Peter Andrikidis

Miss Fisher’s Murder Mysteries (2012) s03e03 – Murder & Mozzarella

So I thought this episode was one of those pre-1980s Mafia stories where they never referred to the Mafia by name because they call it the Camorra here but the Camorra is actually a different Italian criminal organization. The more you know.

Miss Fisher (Essie Davis) and Inspector Jack (Nathan Page)—or should I say, Inspector Johnny—versus the mob was not an episode of “Miss Fisher’s” I was expecting. But I also wasn’t expecting Page to have another chaste love interest… you get the impression he spends most nights drinking with Davis.

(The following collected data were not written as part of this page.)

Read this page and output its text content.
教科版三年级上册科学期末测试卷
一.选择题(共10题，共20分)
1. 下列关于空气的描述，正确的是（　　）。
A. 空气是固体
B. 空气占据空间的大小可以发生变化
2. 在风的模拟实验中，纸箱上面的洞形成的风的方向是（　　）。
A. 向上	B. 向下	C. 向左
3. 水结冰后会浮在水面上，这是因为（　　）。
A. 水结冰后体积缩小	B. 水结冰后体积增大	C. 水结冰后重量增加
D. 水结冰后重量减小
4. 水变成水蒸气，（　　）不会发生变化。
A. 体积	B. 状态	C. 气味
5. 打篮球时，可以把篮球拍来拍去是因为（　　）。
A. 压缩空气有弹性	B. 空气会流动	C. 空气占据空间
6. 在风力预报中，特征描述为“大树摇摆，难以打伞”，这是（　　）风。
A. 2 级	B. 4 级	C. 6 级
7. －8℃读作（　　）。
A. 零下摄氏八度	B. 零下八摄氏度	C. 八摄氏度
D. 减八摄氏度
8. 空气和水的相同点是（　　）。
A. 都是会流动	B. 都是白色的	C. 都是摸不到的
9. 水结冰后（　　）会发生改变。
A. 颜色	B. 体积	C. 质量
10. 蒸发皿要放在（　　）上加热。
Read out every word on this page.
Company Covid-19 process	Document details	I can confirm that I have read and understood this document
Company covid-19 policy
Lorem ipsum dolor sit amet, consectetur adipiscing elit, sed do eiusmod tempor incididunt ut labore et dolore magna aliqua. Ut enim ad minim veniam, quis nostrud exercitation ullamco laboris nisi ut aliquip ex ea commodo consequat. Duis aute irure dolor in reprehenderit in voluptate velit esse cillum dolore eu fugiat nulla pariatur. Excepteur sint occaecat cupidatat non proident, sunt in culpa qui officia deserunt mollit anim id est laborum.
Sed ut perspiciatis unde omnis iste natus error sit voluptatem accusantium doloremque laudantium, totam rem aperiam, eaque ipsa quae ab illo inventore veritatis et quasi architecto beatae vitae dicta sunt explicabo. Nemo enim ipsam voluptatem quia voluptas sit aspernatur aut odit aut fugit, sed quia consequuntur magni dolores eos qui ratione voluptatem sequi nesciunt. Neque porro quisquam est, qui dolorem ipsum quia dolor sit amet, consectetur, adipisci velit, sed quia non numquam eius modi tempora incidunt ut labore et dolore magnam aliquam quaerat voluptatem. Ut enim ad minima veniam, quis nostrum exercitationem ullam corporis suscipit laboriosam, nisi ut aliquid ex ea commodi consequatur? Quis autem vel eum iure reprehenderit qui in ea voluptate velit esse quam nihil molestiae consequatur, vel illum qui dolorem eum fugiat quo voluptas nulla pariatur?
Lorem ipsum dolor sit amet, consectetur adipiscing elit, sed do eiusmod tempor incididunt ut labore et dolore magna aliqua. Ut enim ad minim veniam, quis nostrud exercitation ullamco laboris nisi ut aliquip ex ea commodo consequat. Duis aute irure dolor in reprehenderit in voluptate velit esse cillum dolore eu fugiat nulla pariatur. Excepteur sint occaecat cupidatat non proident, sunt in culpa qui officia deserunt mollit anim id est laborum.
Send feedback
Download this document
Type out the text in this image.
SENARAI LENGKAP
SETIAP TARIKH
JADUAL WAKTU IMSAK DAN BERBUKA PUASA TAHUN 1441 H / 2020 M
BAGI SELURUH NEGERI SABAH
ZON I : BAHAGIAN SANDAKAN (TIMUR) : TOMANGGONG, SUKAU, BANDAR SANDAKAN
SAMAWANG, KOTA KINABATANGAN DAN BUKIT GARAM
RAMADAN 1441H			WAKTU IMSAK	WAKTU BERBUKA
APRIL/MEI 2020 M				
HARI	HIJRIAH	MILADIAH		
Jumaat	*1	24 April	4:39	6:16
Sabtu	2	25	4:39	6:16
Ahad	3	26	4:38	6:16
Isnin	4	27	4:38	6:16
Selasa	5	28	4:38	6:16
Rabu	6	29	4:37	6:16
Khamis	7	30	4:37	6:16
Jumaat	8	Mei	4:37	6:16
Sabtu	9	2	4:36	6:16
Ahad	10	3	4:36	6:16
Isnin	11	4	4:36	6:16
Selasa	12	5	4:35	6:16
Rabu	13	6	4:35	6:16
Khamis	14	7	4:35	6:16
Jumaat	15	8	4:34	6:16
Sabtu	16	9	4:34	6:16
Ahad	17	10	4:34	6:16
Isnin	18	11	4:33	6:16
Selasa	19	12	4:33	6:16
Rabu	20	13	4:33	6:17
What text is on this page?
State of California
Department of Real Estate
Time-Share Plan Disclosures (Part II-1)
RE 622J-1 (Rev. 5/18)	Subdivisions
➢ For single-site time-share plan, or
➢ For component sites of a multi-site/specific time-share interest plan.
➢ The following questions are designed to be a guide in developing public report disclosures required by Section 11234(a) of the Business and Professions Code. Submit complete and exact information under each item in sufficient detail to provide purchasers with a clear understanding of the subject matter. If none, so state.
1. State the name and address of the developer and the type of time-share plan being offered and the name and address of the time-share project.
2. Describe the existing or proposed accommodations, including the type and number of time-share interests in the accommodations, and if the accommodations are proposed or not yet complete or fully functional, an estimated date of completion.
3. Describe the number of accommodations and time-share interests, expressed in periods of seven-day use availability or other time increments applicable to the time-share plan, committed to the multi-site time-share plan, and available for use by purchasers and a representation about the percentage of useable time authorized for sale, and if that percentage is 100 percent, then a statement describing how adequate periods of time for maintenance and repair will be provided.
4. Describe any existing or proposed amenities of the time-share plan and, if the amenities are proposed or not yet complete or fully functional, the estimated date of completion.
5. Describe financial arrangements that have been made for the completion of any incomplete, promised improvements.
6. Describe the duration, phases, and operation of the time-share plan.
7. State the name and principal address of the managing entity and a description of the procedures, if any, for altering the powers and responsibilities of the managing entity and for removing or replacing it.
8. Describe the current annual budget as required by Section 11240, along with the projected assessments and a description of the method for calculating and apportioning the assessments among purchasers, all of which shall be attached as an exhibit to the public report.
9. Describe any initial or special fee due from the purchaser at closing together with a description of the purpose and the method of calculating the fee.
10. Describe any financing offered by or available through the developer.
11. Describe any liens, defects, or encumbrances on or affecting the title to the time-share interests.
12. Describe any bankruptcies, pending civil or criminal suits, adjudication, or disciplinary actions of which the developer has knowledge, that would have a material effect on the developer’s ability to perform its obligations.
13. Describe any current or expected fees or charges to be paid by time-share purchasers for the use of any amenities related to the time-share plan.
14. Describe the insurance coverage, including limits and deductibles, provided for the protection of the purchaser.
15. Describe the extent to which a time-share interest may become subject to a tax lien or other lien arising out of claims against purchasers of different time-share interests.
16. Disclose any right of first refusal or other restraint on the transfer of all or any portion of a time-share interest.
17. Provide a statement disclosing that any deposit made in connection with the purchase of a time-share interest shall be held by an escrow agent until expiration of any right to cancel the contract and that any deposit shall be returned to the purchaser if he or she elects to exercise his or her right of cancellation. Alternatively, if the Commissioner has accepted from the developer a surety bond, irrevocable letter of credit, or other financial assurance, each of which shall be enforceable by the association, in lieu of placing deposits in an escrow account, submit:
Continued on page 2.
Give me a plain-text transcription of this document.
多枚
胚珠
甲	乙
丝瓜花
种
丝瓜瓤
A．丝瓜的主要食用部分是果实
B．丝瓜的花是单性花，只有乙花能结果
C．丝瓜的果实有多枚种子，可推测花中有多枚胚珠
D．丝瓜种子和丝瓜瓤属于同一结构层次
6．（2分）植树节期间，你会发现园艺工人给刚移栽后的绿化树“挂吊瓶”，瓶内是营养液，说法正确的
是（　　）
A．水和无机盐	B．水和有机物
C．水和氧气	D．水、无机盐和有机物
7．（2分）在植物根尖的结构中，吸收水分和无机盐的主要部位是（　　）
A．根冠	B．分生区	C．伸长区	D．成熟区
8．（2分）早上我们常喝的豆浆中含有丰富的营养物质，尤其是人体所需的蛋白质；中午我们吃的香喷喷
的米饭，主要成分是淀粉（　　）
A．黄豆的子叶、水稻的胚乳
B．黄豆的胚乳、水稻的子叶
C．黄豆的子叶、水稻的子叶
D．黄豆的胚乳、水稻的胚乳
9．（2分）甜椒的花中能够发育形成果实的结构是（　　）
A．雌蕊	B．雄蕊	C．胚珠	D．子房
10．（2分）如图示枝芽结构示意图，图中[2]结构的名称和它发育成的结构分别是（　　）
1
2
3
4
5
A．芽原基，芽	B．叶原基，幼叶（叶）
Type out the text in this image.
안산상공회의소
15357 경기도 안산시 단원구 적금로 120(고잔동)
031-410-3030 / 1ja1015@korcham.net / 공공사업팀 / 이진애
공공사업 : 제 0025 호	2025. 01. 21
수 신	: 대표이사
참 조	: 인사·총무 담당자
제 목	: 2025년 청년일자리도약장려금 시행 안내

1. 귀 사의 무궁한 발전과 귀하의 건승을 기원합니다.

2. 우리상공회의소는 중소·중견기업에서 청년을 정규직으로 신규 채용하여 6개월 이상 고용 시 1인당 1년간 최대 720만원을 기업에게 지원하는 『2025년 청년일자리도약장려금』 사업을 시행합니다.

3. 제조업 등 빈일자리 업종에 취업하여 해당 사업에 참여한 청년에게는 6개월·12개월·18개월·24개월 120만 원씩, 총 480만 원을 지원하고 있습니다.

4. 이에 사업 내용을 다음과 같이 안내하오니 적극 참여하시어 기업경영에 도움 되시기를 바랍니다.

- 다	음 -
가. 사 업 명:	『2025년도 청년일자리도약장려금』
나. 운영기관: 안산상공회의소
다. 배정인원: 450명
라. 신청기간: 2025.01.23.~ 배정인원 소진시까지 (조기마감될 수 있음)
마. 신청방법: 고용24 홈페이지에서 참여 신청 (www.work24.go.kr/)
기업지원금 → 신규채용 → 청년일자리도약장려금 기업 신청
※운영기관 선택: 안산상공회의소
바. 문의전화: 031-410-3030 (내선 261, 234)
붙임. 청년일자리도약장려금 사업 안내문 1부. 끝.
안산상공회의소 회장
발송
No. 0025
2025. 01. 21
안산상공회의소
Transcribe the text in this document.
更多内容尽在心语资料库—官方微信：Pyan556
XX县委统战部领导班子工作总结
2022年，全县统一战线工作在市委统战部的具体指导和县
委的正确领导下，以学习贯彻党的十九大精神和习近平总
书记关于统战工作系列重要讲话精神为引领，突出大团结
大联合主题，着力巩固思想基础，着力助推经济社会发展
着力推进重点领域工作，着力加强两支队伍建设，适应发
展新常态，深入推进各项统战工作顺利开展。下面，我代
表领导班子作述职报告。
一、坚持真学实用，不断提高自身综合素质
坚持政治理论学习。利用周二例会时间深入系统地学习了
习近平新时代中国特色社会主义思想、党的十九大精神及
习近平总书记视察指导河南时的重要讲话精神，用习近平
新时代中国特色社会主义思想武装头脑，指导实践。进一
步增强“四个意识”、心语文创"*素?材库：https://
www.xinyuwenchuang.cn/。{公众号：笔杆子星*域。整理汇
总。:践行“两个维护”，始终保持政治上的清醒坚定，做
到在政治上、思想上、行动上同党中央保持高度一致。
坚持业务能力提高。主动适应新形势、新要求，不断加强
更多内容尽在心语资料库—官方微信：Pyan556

But no. He’s off at an Italian restaurant making eyes at comely widow Louisa Mignone, who’s making just as many eyes back. We finally get to see Davis jealous. And Page reveling in it; well, at least as much as Page would revel in it. Until things get serious with Mignone, whose restaurant is part of a feud.

Mignone’s father-in-law Vince D'Amico is both chef and mob boss and he says the other Italian restaurant has been stealing their recipes. Given the other restaurant’s chef, Annette Serene, is super-mean, it seems possible. In fact, D’Amico and his family are sure Serene’s family had D’Amico’s son (and Mignone’s husband) killed. Because they take cooking very seriously.

There’s also kids Danielle Horvat and Paul Pantano—then Robert Mammone, who’s Horvat’s father and Serene’s son-in-law—he’s also a widower—plus enforcer Alex Andreas.

It’s a very full episode, which director Peter Andrikidis maneuvers quite well. Especially since there’s also the big subplot about Ashleigh Cummings finally convincing Hugo Johnstone-Burt to convert to Catholicism and it turns out he’s all for it once he discovers Cummings has to do whatever he says because he’s the husband. Cummings, on the other hand, thinks maybe the Church has got that one wrong.

Really good performance this episode from Page—the closest he’s had to a showcase maybe ever—and the finale’s excellent.

Miss Fisher’s Murder Mysteries (2012) s02e09 – Framed for Murder

I’m not just interested this episode because it’s all about the silent movie industry; it’s right at the transition to sound, which means we’re in the late twenties and Black Tuesday is approaching. I’m terrified what it’s going to mean for “Miss Fisher.” Especially when you consider this episode is all about one of Essie Davis’s investments, childhood friend Hamish Michael’s Australian movie studio.

Michael’s trying to keep the local film industry going even though the Americans are trying to takeover. Craig Hall’s the potential investor from the United States; he’s the most problematic thing in the episode because his American accent is bad so it’s hard to take him seriously.

The leading man on Michael’s historical epic ends up murdered and so Davis is investigating as investor, not as private detective. Means she gets to do things like take over directing when she wants to take over directing. It’s awesome. Also a smooth way to get her and Nathan Page working together for the first time in a few episodes without tension.

Well, without professional tension. There’s still personal tension, thank goodness, and the first Phryne Fellow in ages.

The movie studio setting gets everyone involved, from Ashleigh Cummings’s movie trivia helping solve the case (she also proves herself a more diligent investigator than beau Hugo Johnstone-Burt, which is concerning but not surprising) to Travis McMahon and Anthony J. Sharpe having to fill in as actors.

Chris Corbett’s script is geared to be amusing, but the guest stars help a lot. Constantly suspicious Michael is adorable, as is script girl Jane Harber, who’s got a photographic memory. Richard Sutherland’s funny as the asshole director and James Beck turns out quite good as the American actor slumming in Australia.

Stephanie King’s fine as the leading lady but doesn’t have a lot to do.

More than enough excellent support to make up for Hall.

And the action-packed resolution is dynamite; great direction from Peter Andrikidis.